Other types of surgery as treatment for joint pain include:
- Cheilectomy: Removal of small bony growths on the joint.
- Arthrodesis: Fusion of the joint.
- Osteotomy: Removal of a piece of bone in the leg to straighten it and reduce pain.
As an alternative to surgery, or after surgery for hemarthrosis, a person will need to undergo physical therapy.
There are several reasons for this:
- to reduce inflammation and pain
- to increase the range of motion and strengthen muscles around the joint
- to improve overall function
- to learn how to avoid painful movement.
There are also some lifestyle changes that individuals can make themselves to try and prevent and help alleviate symptoms of hemarthrosis:
- doing exercises that protect the joints and strengthen the muscles.

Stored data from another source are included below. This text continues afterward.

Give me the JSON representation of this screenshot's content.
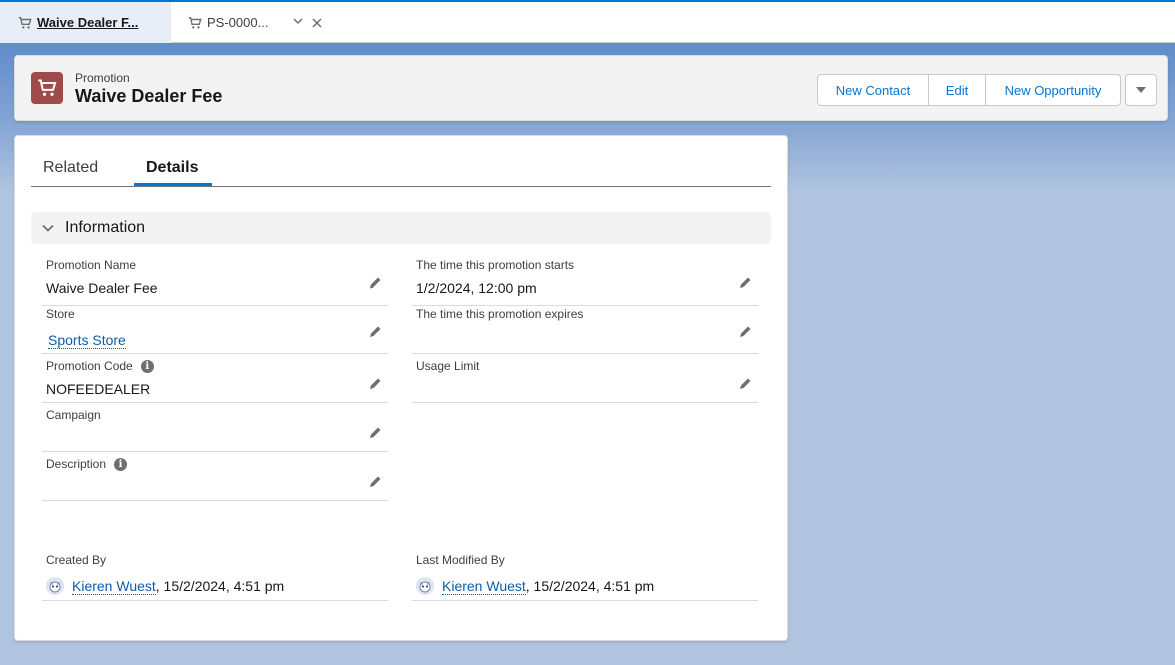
{
  "tabs": [
    {
      "label": "Waive Dealer F..."
    },
    {
      "label": "PS-0000..."
    }
  ],
  "header": {
    "object_type": "Promotion",
    "record_name": "Waive Dealer Fee",
    "buttons": {
      "new_contact": "New Contact",
      "edit": "Edit",
      "new_opportunity": "New Opportunity"
    }
  },
  "record_tabs": {
    "related": "Related",
    "details": "Details"
  },
  "section": {
    "title": "Information"
  },
  "fields": {
    "promotion_name": {
      "label": "Promotion Name",
      "value": "Waive Dealer Fee"
    },
    "starts": {
      "label": "The time this promotion starts",
      "value": "1/2/2024, 12:00 pm"
    },
    "store": {
      "label": "Store",
      "value": "Sports Store"
    },
    "expires": {
      "label": "The time this promotion expires",
      "value": ""
    },
    "promotion_code": {
      "label": "Promotion Code",
      "value": "NOFEEDEALER"
    },
    "usage_limit": {
      "label": "Usage Limit",
      "value": ""
    },
    "campaign": {
      "label": "Campaign",
      "value": ""
    },
    "description": {
      "label": "Description",
      "value": ""
    },
    "created_by": {
      "label": "Created By",
      "user": "Kieren Wuest",
      "date": ", 15/2/2024, 4:51 pm"
    },
    "last_modified_by": {
      "label": "Last Modified By",
      "user": "Kieren Wuest",
      "date": ", 15/2/2024, 4:51 pm"
    }
  },
  "colors": {
    "brand": "#0176d3",
    "object_icon": "#a04b49",
    "link": "#0b5cab"
  }
}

- losing weight if overweight
- avoiding activities that could cause a bleed
Taking anticoagulant tablets may be a cause of hemarthrosis.
Hemarthrosis is common in people who have bleeding disorders, such as hemophilia.
The National Hemophilia Foundation estimate that around 1 in every 5,000 babies is born with hemophilia in the United States. Currently, there are about 20,000 people in the US who have the condition.
Many older people who currently have hemophilia may already have or are at higher risk of developing hemarthrosis.
This is likely because when they were children, treatment was less advanced. In contrast, many children born with hemophilia today grow up with healthy joints, because they take factor replacement therapy to help their blood clot.
However, many other causes can lead to hemarthrosis:
- trauma caused by a sprain or injury
- blood-thinning drugs, known as anticoagulants
- infection in the joint
- some types of arthritis, such as osteoarthritis and hemophilic arthritis
- some types of cancer, commonly leukemia
Hemarthrosis in the knee is often caused by trauma, with ligament injuries, tears, fractures, and dislocations among the causes.
Hemarthrosis in the elbows is usually caused by impact trauma, which may occur during sports, such as diving.
When to see a doctor
If someone has any concerns about a bleed on the joint, then they should see a doctor as soon as they can, as the earlier the condition is treated, the better the outcome.
If the bleeding is not stopped, then it will eventually lead to permanent damage.
A person may have no visible symptoms to start with, so they may have to rely on what they feel rather than what they see. Anyone who has any concerns should contact their doctor.